In advising young people entering the working world today, Trenor, who was named by Modern Healthcare as one of the top 100 most influential people in healthcare, stresses the importance of remaining open to opportunities. “I’m living proof that, as long as you’re delivering and working hard and learning, veering off the traditional path will create even more opportunities for you,” he says. “The path to success doesn’t have to be linear. I believe the people who are open to broader opportunities can reach even greater heights, so don’t limit yourself to preconceived notions of what you think you should do.”

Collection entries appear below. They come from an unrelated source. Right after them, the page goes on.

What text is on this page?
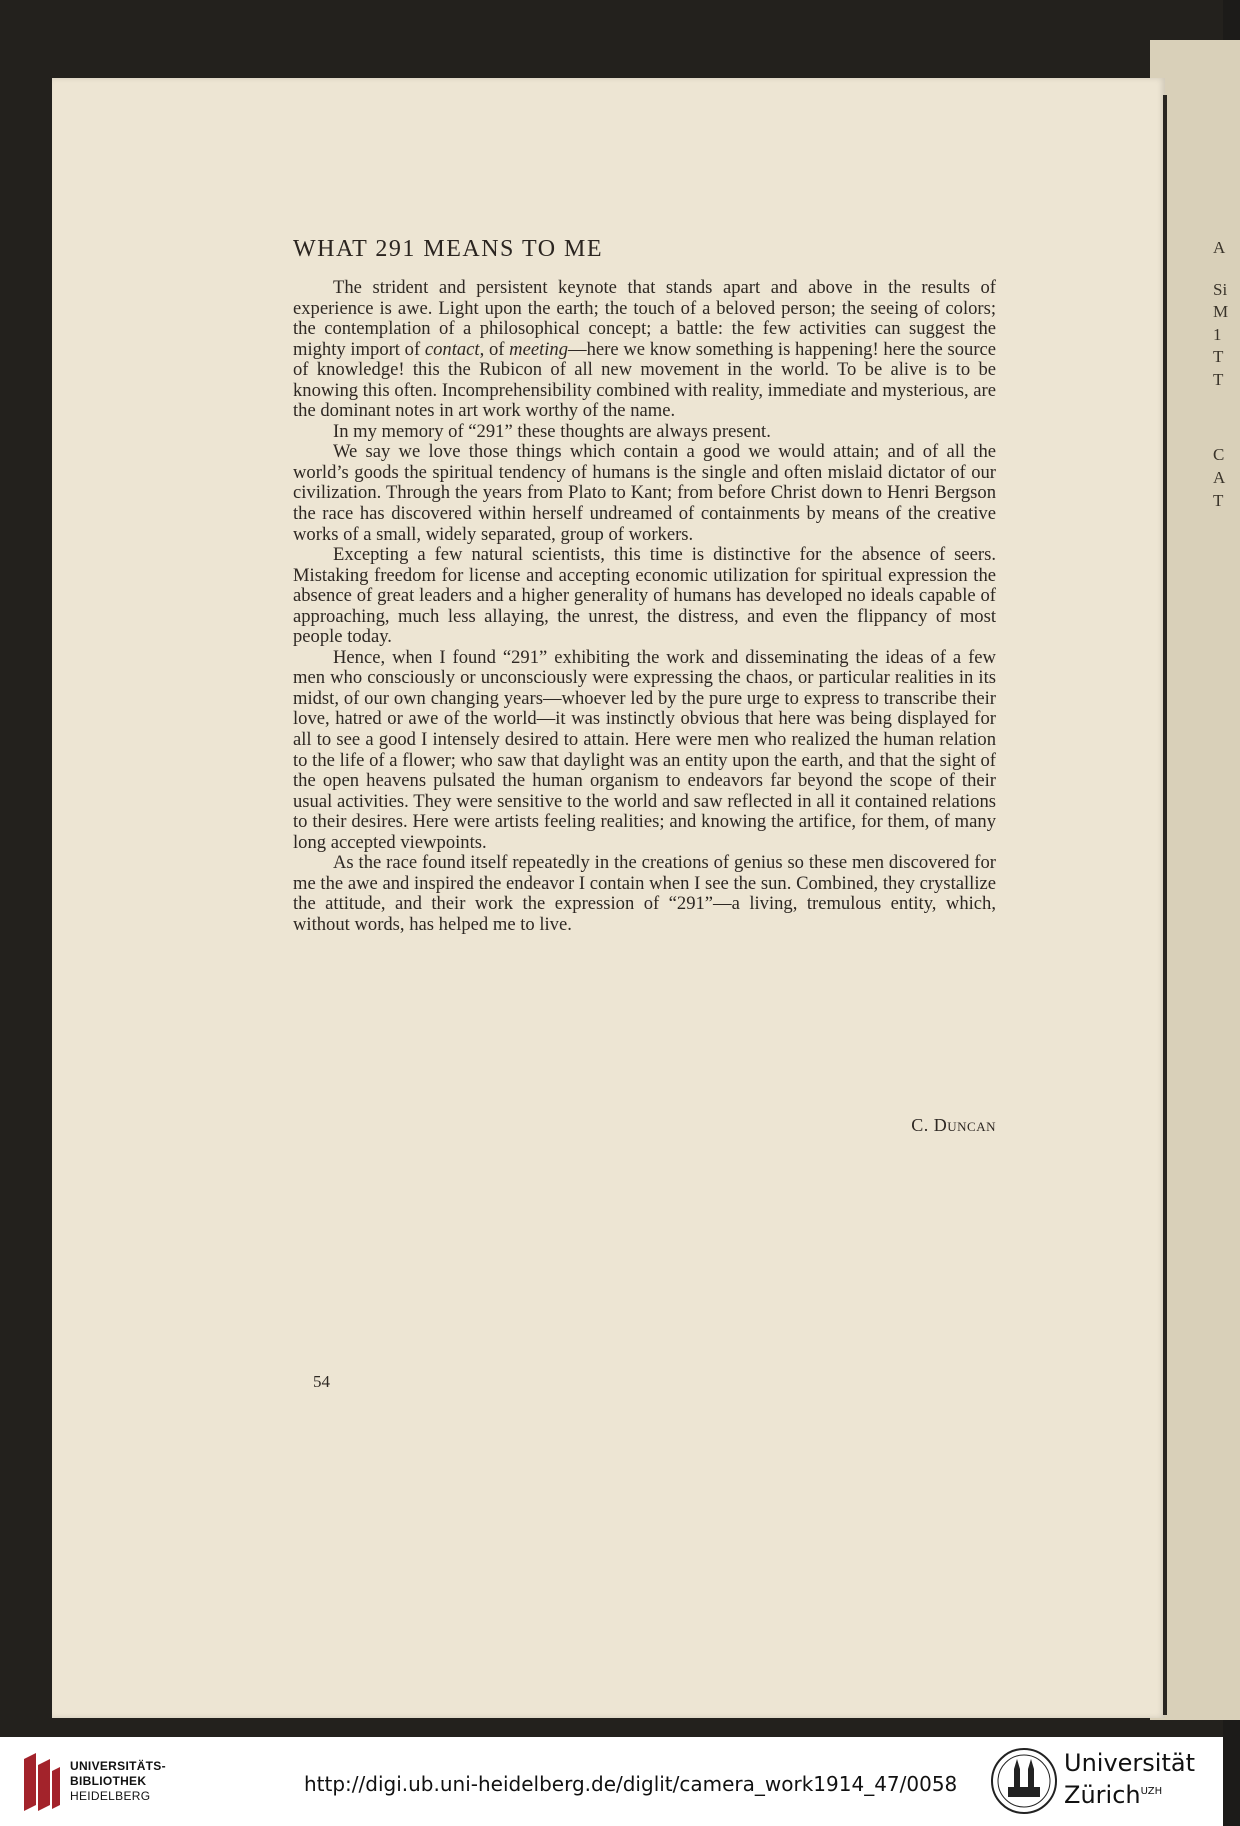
A
Si
M
1
T
T
C
A
T
WHAT 291 MEANS TO ME

The strident and persistent keynote that stands apart and above in the results of experience is awe. Light upon the earth; the touch of a beloved person; the seeing of colors; the contemplation of a philosophical concept; a battle: the few activities can suggest the mighty import of contact, of meeting—here we know something is happening! here the source of knowledge! this the Rubicon of all new movement in the world. To be alive is to be knowing this often. Incomprehensibility combined with reality, immediate and mysterious, are the dominant notes in art work worthy of the name.

In my memory of “291” these thoughts are always present.

We say we love those things which contain a good we would attain; and of all the world’s goods the spiritual tendency of humans is the single and often mislaid dictator of our civilization. Through the years from Plato to Kant; from before Christ down to Henri Bergson the race has discovered within herself undreamed of containments by means of the creative works of a small, widely separated, group of workers.

Excepting a few natural scientists, this time is distinctive for the absence of seers. Mistaking freedom for license and accepting economic utilization for spiritual expression the absence of great leaders and a higher generality of humans has developed no ideals capable of approaching, much less allaying, the unrest, the distress, and even the flippancy of most people today.

Hence, when I found “291” exhibiting the work and disseminating the ideas of a few men who consciously or unconsciously were expressing the chaos, or particular realities in its midst, of our own changing years—whoever led by the pure urge to express to transcribe their love, hatred or awe of the world—it was instinctly obvious that here was being displayed for all to see a good I intensely desired to attain. Here were men who realized the human relation to the life of a flower; who saw that daylight was an entity upon the earth, and that the sight of the open heavens pulsated the human organism to endeavors far beyond the scope of their usual activities. They were sensitive to the world and saw reflected in all it contained relations to their desires. Here were artists feeling realities; and knowing the artifice, for them, of many long accepted viewpoints.

As the race found itself repeatedly in the creations of genius so these men discovered for me the awe and inspired the endeavor I contain when I see the sun. Combined, they crystallize the attitude, and their work the expression of “291”—a living, tremulous entity, which, without words, has helped me to live.

C. Duncan
54
UNIVERSITÄTS-
BIBLIOTHEK
HEIDELBERG	http://digi.ub.uni-heidelberg.de/diglit/camera_work1914_47/0058
Universität
Zürich$^{UZH}$
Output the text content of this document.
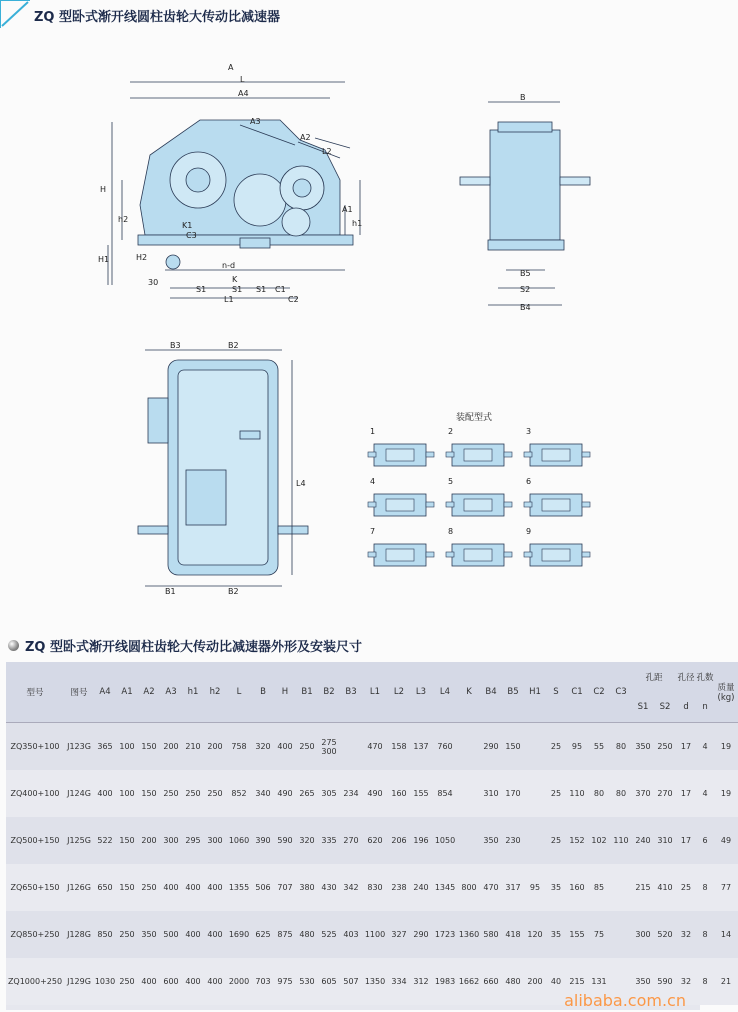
ZQ 型卧式渐开线圆柱齿轮大传动比减速器
A
L
A4
A3
A2
L2
H
h2
A1
h1
H1	H2
K1
C3
n-d
K
30
S1	S1 S1 C1
L1	C2
B
B5
S2
B4
B3	B2
L4
B1	B2
装配型式
1	2	3
4	5	6
7	8	9
ZQ 型卧式渐开线圆柱齿轮大传动比减速器外形及安装尺寸
型号	图号	A4	A1	A2	A3	h1	h2	L	B	H	B1	B2	B3	L1	L2	L3	L4	K	B4	B5	H1	S	C1	C2	C3	孔距		孔径	孔数	质量(kg)
																										S1	S2	d	n	
ZQ350+100	J123G	365	100	150	200	210	200	758	320	400	250	275 300		470	158	137	760		290	150		25	95	55	80	350	250	17	4	19
ZQ400+100	J124G	400	100	150	250	250	250	852	340	490	265	305	234	490	160	155	854		310	170		25	110	80	80	370	270	17	4	19
ZQ500+150	J125G	522	150	200	300	295	300	1060	390	590	320	335	270	620	206	196	1050		350	230		25	152	102	110	240	310	17	6	49
ZQ650+150	J126G	650	150	250	400	400	400	1355	506	707	380	430	342	830	238	240	1345	800	470	317	95	35	160	85		215	410	25	8	77
ZQ850+250	J128G	850	250	350	500	400	400	1690	625	875	480	525	403	1100	327	290	1723	1360	580	418	120	35	155	75		300	520	32	8	14
ZQ1000+250	J129G	1030	250	400	600	400	400	2000	703	975	530	605	507	1350	334	312	1983	1662	660	480	200	40	215	131		350	590	32	8	21
alibaba.com.cn
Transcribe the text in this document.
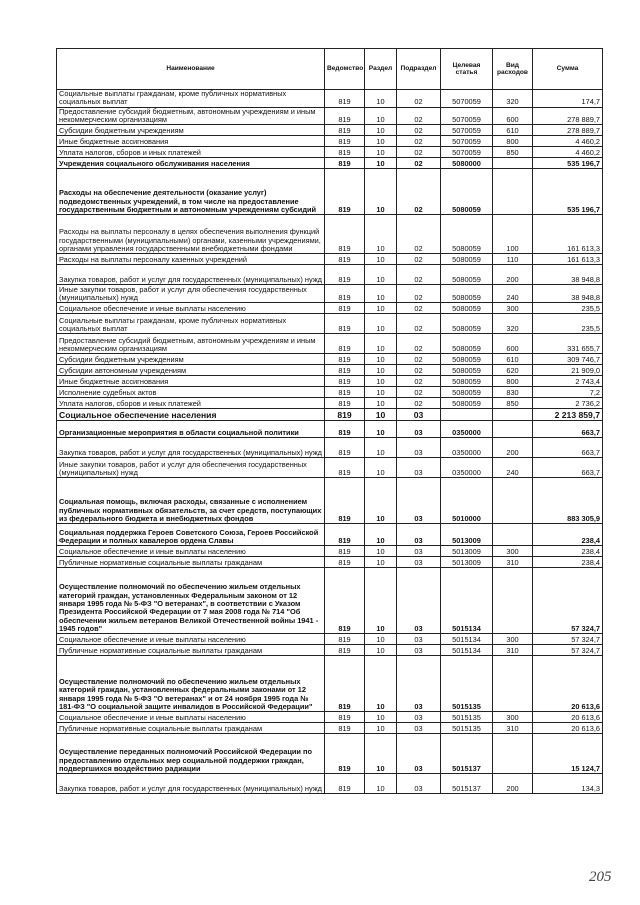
Наименование	Ведомство	Раздел	Подраздел	Целевая статья	Вид расходов	Сумма
Социальные выплаты гражданам, кроме публичных нормативных социальных выплат	819	10	02	5070059	320	174,7
Предоставление субсидий бюджетным, автономным учреждениям и иным некоммерческим организациям	819	10	02	5070059	600	278 889,7
Субсидии бюджетным учреждениям	819	10	02	5070059	610	278 889,7
Иные бюджетные ассигнования	819	10	02	5070059	800	4 460,2
Уплата налогов, сборов и иных платежей	819	10	02	5070059	850	4 460,2
Учреждения социального обслуживания населения	819	10	02	5080000		535 196,7
Расходы на обеспечение деятельности (оказание услуг) подведомственных учреждений, в том числе на предоставление государственным бюджетным и автономным учреждениям субсидий	819	10	02	5080059		535 196,7
Расходы на выплаты персоналу в целях обеспечения выполнения функций государственными (муниципальными) органами, казенными учреждениями, органами управления государственными внебюджетными фондами	819	10	02	5080059	100	161 613,3
Расходы на выплаты персоналу казенных учреждений	819	10	02	5080059	110	161 613,3
Закупка товаров, работ и услуг для государственных (муниципальных) нужд	819	10	02	5080059	200	38 948,8
Иные закупки товаров, работ и услуг для обеспечения государственных (муниципальных) нужд	819	10	02	5080059	240	38 948,8
Социальное обеспечение и иные выплаты населению	819	10	02	5080059	300	235,5
Социальные выплаты гражданам, кроме публичных нормативных социальных выплат	819	10	02	5080059	320	235,5
Предоставление субсидий бюджетным, автономным учреждениям и иным некоммерческим организациям	819	10	02	5080059	600	331 655,7
Субсидии бюджетным учреждениям	819	10	02	5080059	610	309 746,7
Субсидии автономным учреждениям	819	10	02	5080059	620	21 909,0
Иные бюджетные ассигнования	819	10	02	5080059	800	2 743,4
Исполнение судебных актов	819	10	02	5080059	830	7,2
Уплата налогов, сборов и иных платежей	819	10	02	5080059	850	2 736,2
Социальное обеспечение населения	819	10	03			2 213 859,7
Организационные мероприятия в области социальной политики	819	10	03	0350000		663,7
Закупка товаров, работ и услуг для государственных (муниципальных) нужд	819	10	03	0350000	200	663,7
Иные закупки товаров, работ и услуг для обеспечения государственных (муниципальных) нужд	819	10	03	0350000	240	663,7
Социальная помощь, включая расходы, связанные с исполнением публичных нормативных обязательств, за счет средств, поступающих из федерального бюджета и внебюджетных фондов	819	10	03	5010000		883 305,9
Социальная поддержка Героев Советского Союза, Героев Российской Федерации и полных кавалеров ордена Славы	819	10	03	5013009		238,4
Социальное обеспечение и иные выплаты населению	819	10	03	5013009	300	238,4
Публичные нормативные социальные выплаты гражданам	819	10	03	5013009	310	238,4
Осуществление полномочий по обеспечению жильем отдельных категорий граждан, установленных Федеральным законом от 12 января 1995 года № 5-ФЗ "О ветеранах", в соответствии с Указом Президента Российской Федерации от 7 мая 2008 года № 714 "Об обеспечении жильем ветеранов Великой Отечественной войны 1941 - 1945 годов"	819	10	03	5015134		57 324,7
Социальное обеспечение и иные выплаты населению	819	10	03	5015134	300	57 324,7
Публичные нормативные социальные выплаты гражданам	819	10	03	5015134	310	57 324,7
Осуществление полномочий по обеспечению жильем отдельных категорий граждан, установленных федеральными законами от 12 января 1995 года № 5-ФЗ "О ветеранах" и от 24 ноября 1995 года № 181-ФЗ "О социальной защите инвалидов в Российской Федерации"	819	10	03	5015135		20 613,6
Социальное обеспечение и иные выплаты населению	819	10	03	5015135	300	20 613,6
Публичные нормативные социальные выплаты гражданам	819	10	03	5015135	310	20 613,6
Осуществление переданных полномочий Российской Федерации по предоставлению отдельных мер социальной поддержки граждан, подвергшихся воздействию радиации	819	10	03	5015137		15 124,7
Закупка товаров, работ и услуг для государственных (муниципальных) нужд	819	10	03	5015137	200	134,3
205
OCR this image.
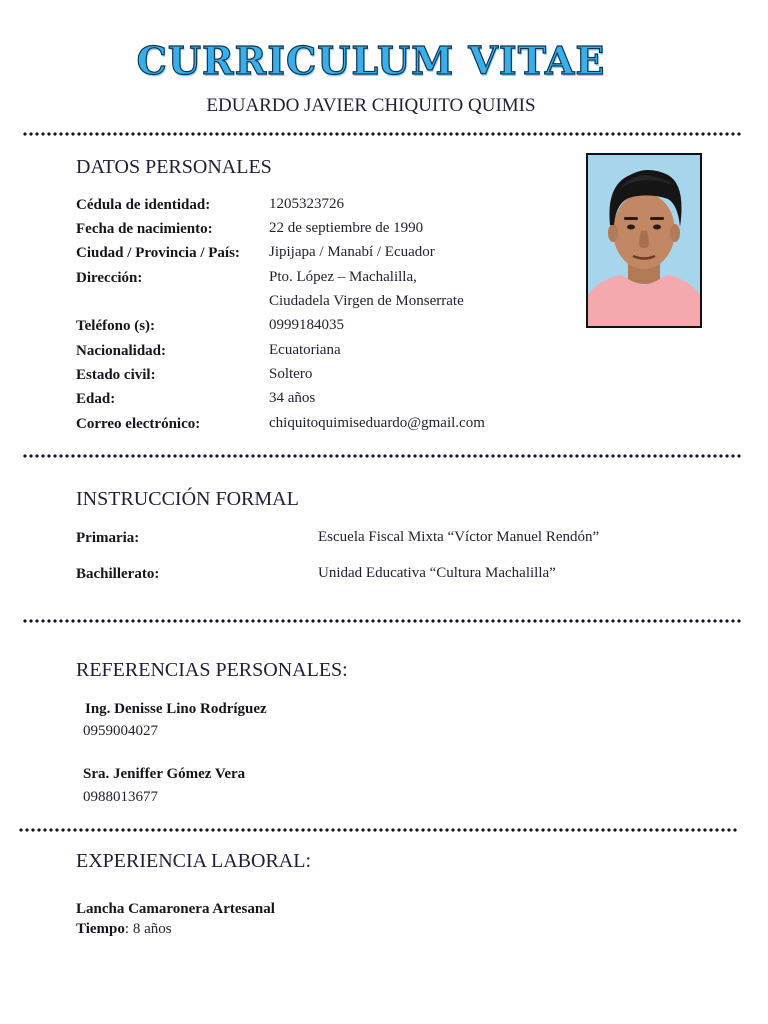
CURRICULUM VITAE
EDUARDO JAVIER CHIQUITO QUIMIS
DATOS PERSONALES
Cédula de identidad:	1205323726
Fecha de nacimiento:	22 de septiembre de 1990
Ciudad / Provincia / País: Jipijapa / Manabí / Ecuador
Dirección:	Pto. López – Machalilla,
Ciudadela Virgen de Monserrate
Teléfono (s):	0999184035
Nacionalidad:	Ecuatoriana
Estado civil:	Soltero
Edad:	34 años
Correo electrónico:	chiquitoquimiseduardo@gmail.com
INSTRUCCIÓN FORMAL
Primaria:	Escuela Fiscal Mixta “Víctor Manuel Rendón”
Bachillerato:	Unidad Educativa “Cultura Machalilla”
REFERENCIAS PERSONALES:
Ing. Denisse Lino Rodríguez
0959004027
Sra. Jeniffer Gómez Vera
0988013677
EXPERIENCIA LABORAL:
Lancha Camaronera Artesanal
Tiempo: 8 años
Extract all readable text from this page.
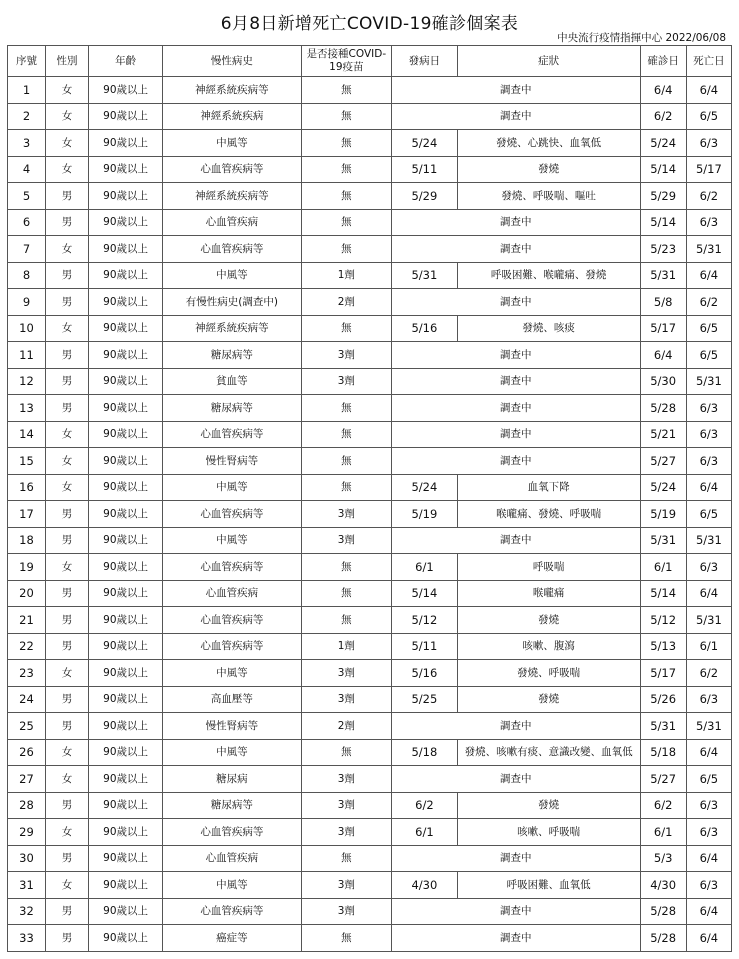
6月8日新增死亡COVID-19確診個案表
中央流行疫情指揮中心 2022/06/08
序號	性別	年齡	慢性病史	是否接種COVID-19疫苗	發病日	症狀	確診日	死亡日
1	女	90歲以上	神經系統疾病等	無	調查中		6/4	6/4
2	女	90歲以上	神經系統疾病	無	調查中		6/2	6/5
3	女	90歲以上	中風等	無	5/24	發燒、心跳快、血氧低	5/24	6/3
4	女	90歲以上	心血管疾病等	無	5/11	發燒	5/14	5/17
5	男	90歲以上	神經系統疾病等	無	5/29	發燒、呼吸喘、嘔吐	5/29	6/2
6	男	90歲以上	心血管疾病	無	調查中		5/14	6/3
7	女	90歲以上	心血管疾病等	無	調查中		5/23	5/31
8	男	90歲以上	中風等	1劑	5/31	呼吸困難、喉嚨痛、發燒	5/31	6/4
9	男	90歲以上	有慢性病史(調查中)	2劑	調查中		5/8	6/2
10	女	90歲以上	神經系統疾病等	無	5/16	發燒、咳痰	5/17	6/5
11	男	90歲以上	糖尿病等	3劑	調查中		6/4	6/5
12	男	90歲以上	貧血等	3劑	調查中		5/30	5/31
13	男	90歲以上	糖尿病等	無	調查中		5/28	6/3
14	女	90歲以上	心血管疾病等	無	調查中		5/21	6/3
15	女	90歲以上	慢性腎病等	無	調查中		5/27	6/3
16	女	90歲以上	中風等	無	5/24	血氧下降	5/24	6/4
17	男	90歲以上	心血管疾病等	3劑	5/19	喉嚨痛、發燒、呼吸喘	5/19	6/5
18	男	90歲以上	中風等	3劑	調查中		5/31	5/31
19	女	90歲以上	心血管疾病等	無	6/1	呼吸喘	6/1	6/3
20	男	90歲以上	心血管疾病	無	5/14	喉嚨痛	5/14	6/4
21	男	90歲以上	心血管疾病等	無	5/12	發燒	5/12	5/31
22	男	90歲以上	心血管疾病等	1劑	5/11	咳嗽、腹瀉	5/13	6/1
23	女	90歲以上	中風等	3劑	5/16	發燒、呼吸喘	5/17	6/2
24	男	90歲以上	高血壓等	3劑	5/25	發燒	5/26	6/3
25	男	90歲以上	慢性腎病等	2劑	調查中		5/31	5/31
26	女	90歲以上	中風等	無	5/18	發燒、咳嗽有痰、意識改變、血氧低	5/18	6/4
27	女	90歲以上	糖尿病	3劑	調查中		5/27	6/5
28	男	90歲以上	糖尿病等	3劑	6/2	發燒	6/2	6/3
29	女	90歲以上	心血管疾病等	3劑	6/1	咳嗽、呼吸喘	6/1	6/3
30	男	90歲以上	心血管疾病	無	調查中		5/3	6/4
31	女	90歲以上	中風等	3劑	4/30	呼吸困難、血氧低	4/30	6/3
32	男	90歲以上	心血管疾病等	3劑	調查中		5/28	6/4
33	男	90歲以上	癌症等	無	調查中		5/28	6/4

Today, Clinovations works with some of the top pharmaceutical companies in the world, as well as with the Department of Defense and the VA, as they develop cutting edge informatics plans. They work with payers and provide clinical services around Accountable Care Organizations, and with big technology companies who have the tools and solutions but need that extra push to deliver their strategies effectively in a health system. Thanks to this success, which all ties back to the company’s core strength of care delivery, Washington Business Journal named Clinovations one of the fastest growing companies in the D.C. area, and Inc 500 put them at number 175. “To me, these recognitions are a testament to what we’ve built and what our people deliver every day,” says Trenor. “To be effective in the future with the expansion of healthcare, you have to get out of your comfort zone in terms of who you partner with and what you do, and I think our company has really excelled at that.”
Effectiveness in this arena also entails thinking outside the box, and even outside the business—something Trenor, Sara, and the Clinovations team do through their philanthropic support of organizations like DC Greens and Share Our Strength, which expand access to fresh food, food education, and school meals. “We make the effort to give back through our intellectual capital as well as through fiscal support to create scalable solutions across the country,” he explains. “It’s just another way to bet on ourselves and our ability to effect far-reaching change in the future, and that’s what drives us.” Indeed, by betting on himself and always walking confidently along the path he felt was right, Trenor has magnified his impact a hundred fold, changing the way care is delivered in America and changing lives now just as his legacy promises to do years into the future.